For models with special formatting needs, you can extend the template system with additional template fields and processing logic.

# Platform Repository Integration

Important: Once your model is fully integrated and tested in this project, you must also copy the type definitions to the platform repository to enable admin configuration.
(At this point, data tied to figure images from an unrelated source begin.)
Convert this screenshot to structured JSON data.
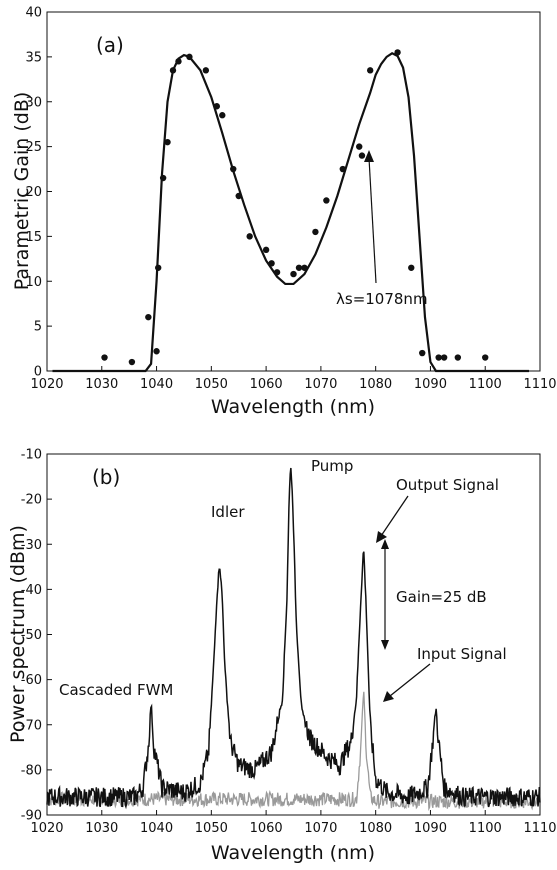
{
  "chart_data": [
    {
      "type": "scatter",
      "panel_label": "(a)",
      "xlabel": "Wavelength (nm)",
      "ylabel": "Parametric Gain (dB)",
      "xlim": [
        1020,
        1110
      ],
      "ylim": [
        0,
        40
      ],
      "xticks": [
        1020,
        1030,
        1040,
        1050,
        1060,
        1070,
        1080,
        1090,
        1100,
        1110
      ],
      "yticks": [
        0,
        5,
        10,
        15,
        20,
        25,
        30,
        35,
        40
      ],
      "grid": false,
      "series": [
        {
          "style": "points",
          "color": "#111111",
          "x": [
            1030.5,
            1035.5,
            1038.5,
            1040,
            1040.3,
            1041.2,
            1042,
            1043,
            1044,
            1046,
            1049,
            1051,
            1052,
            1054,
            1055,
            1057,
            1060,
            1061,
            1062,
            1065,
            1066,
            1067,
            1069,
            1071,
            1074,
            1077,
            1077.5,
            1079,
            1084,
            1086.5,
            1088.5,
            1091.5,
            1092.5,
            1095,
            1100
          ],
          "y": [
            1.5,
            1,
            6,
            2.2,
            11.5,
            21.5,
            25.5,
            33.5,
            34.5,
            35,
            33.5,
            29.5,
            28.5,
            22.5,
            19.5,
            15,
            13.5,
            12,
            11,
            10.8,
            11.5,
            11.5,
            15.5,
            19,
            22.5,
            25,
            24,
            33.5,
            35.5,
            11.5,
            2,
            1.5,
            1.5,
            1.5,
            1.5
          ]
        },
        {
          "style": "line",
          "color": "#111111",
          "x": [
            1021,
            1030,
            1038,
            1039,
            1040,
            1041,
            1042,
            1043,
            1044,
            1045,
            1046,
            1048,
            1050,
            1052,
            1054,
            1056,
            1058,
            1060,
            1062,
            1063.5,
            1065,
            1067,
            1069,
            1071,
            1073,
            1075,
            1077,
            1079,
            1080,
            1081,
            1082,
            1083,
            1084,
            1085,
            1086,
            1087,
            1088,
            1089,
            1090,
            1091,
            1100,
            1108
          ],
          "y": [
            0,
            0,
            0,
            0.8,
            10,
            22,
            30,
            33.5,
            34.8,
            35.2,
            35,
            33.5,
            30.5,
            26.5,
            22.3,
            18.5,
            15,
            12.3,
            10.5,
            9.7,
            9.7,
            10.8,
            13,
            16,
            19.5,
            23.5,
            27.5,
            31,
            33,
            34.2,
            35,
            35.4,
            35.1,
            33.8,
            30.5,
            24,
            15,
            6,
            1,
            0,
            0,
            0
          ]
        }
      ],
      "annotations": [
        {
          "text": "λs=1078nm",
          "arrow_to": [
            1078,
            25
          ]
        }
      ]
    },
    {
      "type": "line",
      "panel_label": "(b)",
      "xlabel": "Wavelength (nm)",
      "ylabel": "Power spectrum (dBm)",
      "xlim": [
        1020,
        1110
      ],
      "ylim": [
        -90,
        -10
      ],
      "xticks": [
        1020,
        1030,
        1040,
        1050,
        1060,
        1070,
        1080,
        1090,
        1100,
        1110
      ],
      "yticks": [
        -90,
        -80,
        -70,
        -60,
        -50,
        -40,
        -30,
        -20,
        -10
      ],
      "grid": false,
      "series": [
        {
          "style": "line",
          "color": "#111111",
          "noise": 2.2,
          "x": [
            1020,
            1036,
            1037.5,
            1038.5,
            1039,
            1039.5,
            1041,
            1045,
            1048,
            1049.5,
            1050.5,
            1051,
            1051.5,
            1052,
            1052.5,
            1053.5,
            1055,
            1058,
            1061,
            1063,
            1063.8,
            1064.2,
            1064.5,
            1064.9,
            1065.5,
            1066.5,
            1068,
            1071,
            1073.5,
            1074.5,
            1075.5,
            1076.5,
            1077.3,
            1077.8,
            1078.3,
            1079,
            1080,
            1082,
            1086,
            1089.5,
            1090.5,
            1091,
            1091.5,
            1092.5,
            1096,
            1104,
            1110
          ],
          "y": [
            -86,
            -86,
            -84,
            -75,
            -65,
            -75,
            -84,
            -85,
            -83,
            -76,
            -55,
            -42,
            -34,
            -42,
            -58,
            -74,
            -79,
            -80,
            -76,
            -64,
            -42,
            -20,
            -12,
            -22,
            -47,
            -67,
            -73,
            -77,
            -79,
            -76,
            -74,
            -64,
            -42,
            -30.5,
            -45,
            -70,
            -82,
            -85,
            -86,
            -84,
            -73,
            -66,
            -74,
            -84,
            -86,
            -86,
            -86
          ]
        },
        {
          "style": "line",
          "color": "#9a9a9a",
          "noise": 1.6,
          "x": [
            1020,
            1076.5,
            1077.3,
            1077.8,
            1078.3,
            1079,
            1080,
            1110
          ],
          "y": [
            -86.5,
            -86.5,
            -75,
            -62,
            -76,
            -86,
            -87,
            -87
          ]
        }
      ],
      "annotations": [
        {
          "text": "Pump",
          "arrow_to": null
        },
        {
          "text": "Idler",
          "arrow_to": null
        },
        {
          "text": "Output Signal",
          "arrow_to": [
            1077.8,
            -31
          ]
        },
        {
          "text": "Gain=25 dB",
          "arrow_to": null
        },
        {
          "text": "Input Signal",
          "arrow_to": [
            1078,
            -69
          ]
        },
        {
          "text": "Cascaded FWM",
          "arrow_to": null
        }
      ]
    }
  ]
}
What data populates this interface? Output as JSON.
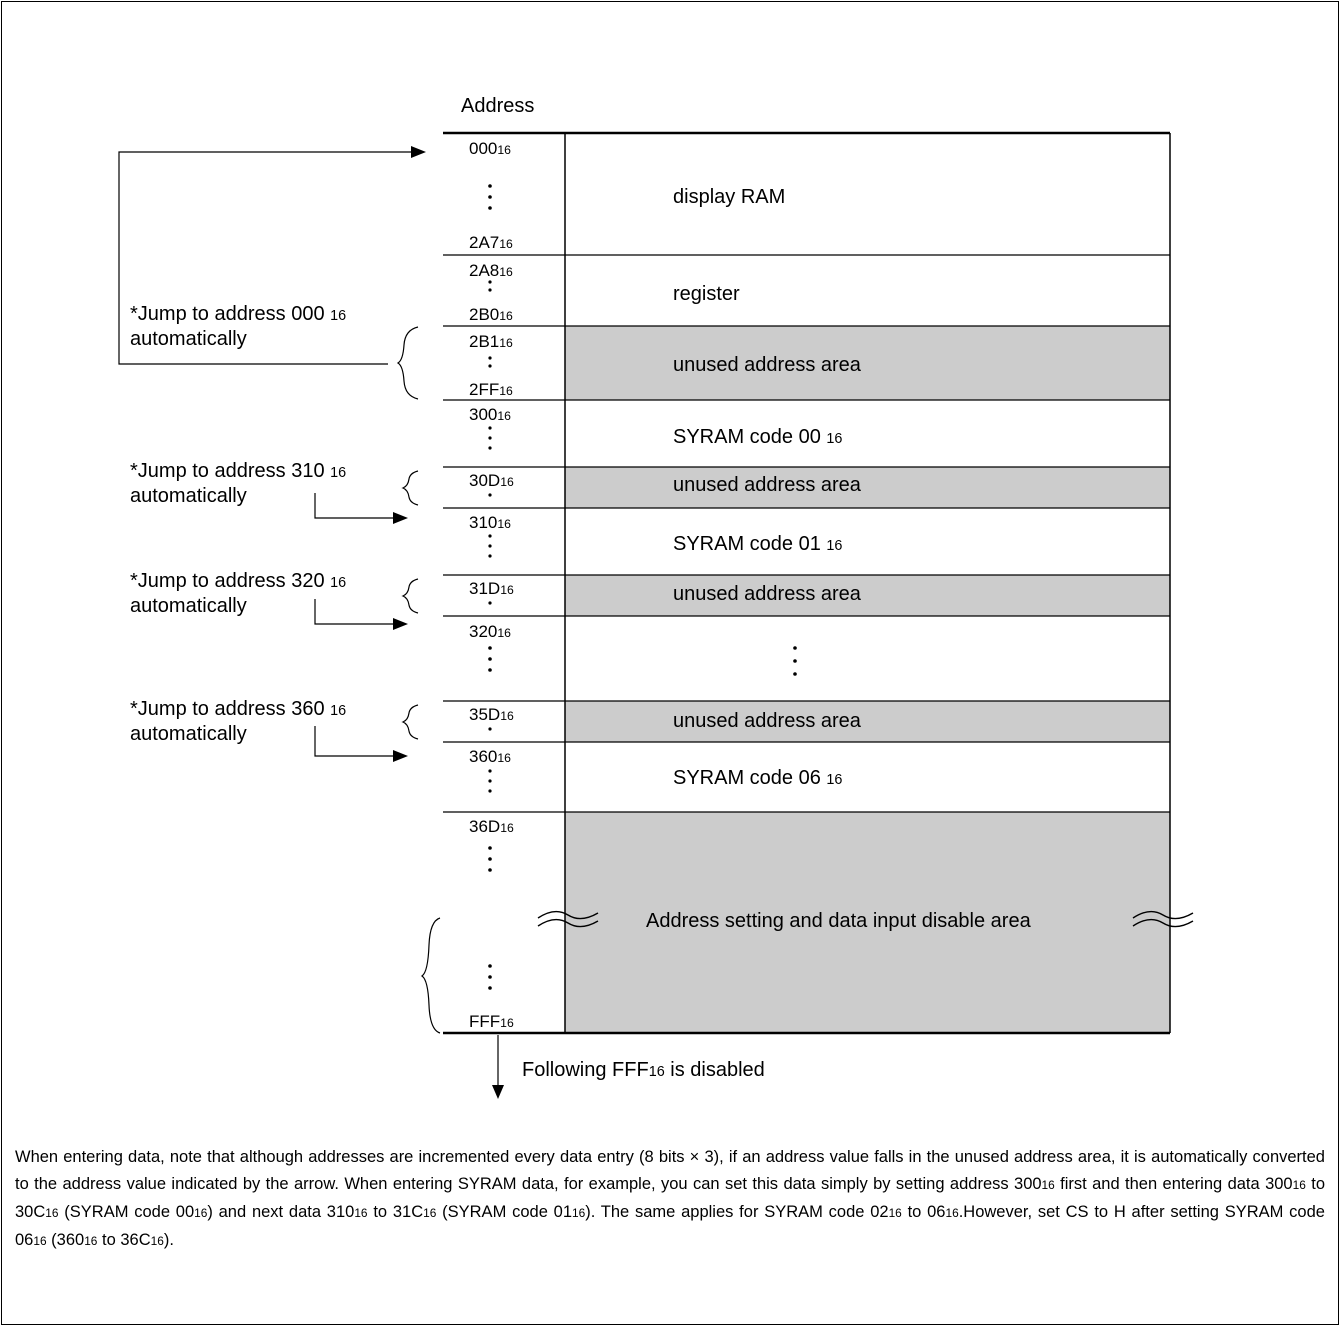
{
  "title": "Address",
  "addresses": [
    {
      "value": "000",
      "sub": "16"
    },
    {
      "value": "2A7",
      "sub": "16"
    },
    {
      "value": "2A8",
      "sub": "16"
    },
    {
      "value": "2B0",
      "sub": "16"
    },
    {
      "value": "2B1",
      "sub": "16"
    },
    {
      "value": "2FF",
      "sub": "16"
    },
    {
      "value": "300",
      "sub": "16"
    },
    {
      "value": "30D",
      "sub": "16"
    },
    {
      "value": "310",
      "sub": "16"
    },
    {
      "value": "31D",
      "sub": "16"
    },
    {
      "value": "320",
      "sub": "16"
    },
    {
      "value": "35D",
      "sub": "16"
    },
    {
      "value": "360",
      "sub": "16"
    },
    {
      "value": "36D",
      "sub": "16"
    },
    {
      "value": "FFF",
      "sub": "16"
    }
  ],
  "areas": {
    "display_ram": "display RAM",
    "register": "register",
    "unused": "unused address area",
    "syram0": {
      "text": "SYRAM code 00",
      "sub": "16"
    },
    "syram1": {
      "text": "SYRAM code 01",
      "sub": "16"
    },
    "syram6": {
      "text": "SYRAM code 06",
      "sub": "16"
    },
    "disable": "Address setting and data input disable area"
  },
  "notes": [
    {
      "line1": "*Jump to address 000",
      "sub": "16",
      "line2": "automatically"
    },
    {
      "line1": "*Jump to address 310",
      "sub": "16",
      "line2": "automatically"
    },
    {
      "line1": "*Jump to address 320",
      "sub": "16",
      "line2": "automatically"
    },
    {
      "line1": "*Jump to address 360",
      "sub": "16",
      "line2": "automatically"
    }
  ],
  "following": {
    "pre": "Following FFF",
    "sub": "16",
    "post": " is disabled"
  },
  "paragraph": {
    "p1": "When entering data, note that although addresses are incremented every data entry (8 bits ",
    "times": "×",
    "p2": " 3), if an address value falls in the unused address area, it is automatically converted to the address value indicated by the arrow. When entering SYRAM data, for example, you can set this data simply by setting address 300",
    "p3": " first and then entering data 300",
    "p4": " to 30C",
    "p5": " (SYRAM code 00",
    "p6": ") and next data 310",
    "p7": " to 31C",
    "p8": " (SYRAM code 01",
    "p9": "). The same applies for SYRAM code 02",
    "p10": " to 06",
    "p11": ".However, set CS to H after setting SYRAM code 06",
    "p12": " (360",
    "p13": " to 36C",
    "p14": ").",
    "sub": "16"
  }
}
# Required Steps for Platform Integration

Copy enum definitions from apps/services/src/services/text/data/rpModelTypes.mts to the platform repo:

// Copy these to platform repo
export enum RPModelTokenizers {
  YOUR_MODEL = 'your-model',
}

export enum RPModelStrategy {
  YOUR_MODEL = 'your-model', 
}

export enum PresetType {
  YOUR_MODEL_PRESET = 'YOUR_MODEL_PRESET',
}

Update validation logic in the platform repo to recognize the new types
Test admin interface to ensure the new model options appear in dropdowns and configuration forms

# Why This Is Necessary

The platform repository contains the admin interface that allows administrators to:

Configure new model endpoints
Select tokenizers and strategies from dropdowns
Set up presets and permissions
Manage model availability for users

Without copying the types to the platform repo, administrators won't be able to configure your new model through the admin interface, even if it works perfectly in the main MikuGG application.

# Summary

Adding new model support requires:

✅ Tokenizer setup - Add tokenizer type and loading logic
✅ Instruction template - Define prompt formatting strategy
✅ Preset configuration - Set optimal generation parameters
✅ Type definitions - Add enums and interfaces
✅ Integration testing - Verify end-to-end functionality
✅ Platform repo sync - Copy types to enable admin configuration

Following this guide ensures your new model integrates seamlessly with MikuGG's chat system, bot directory, generation pipeline, and admin interface.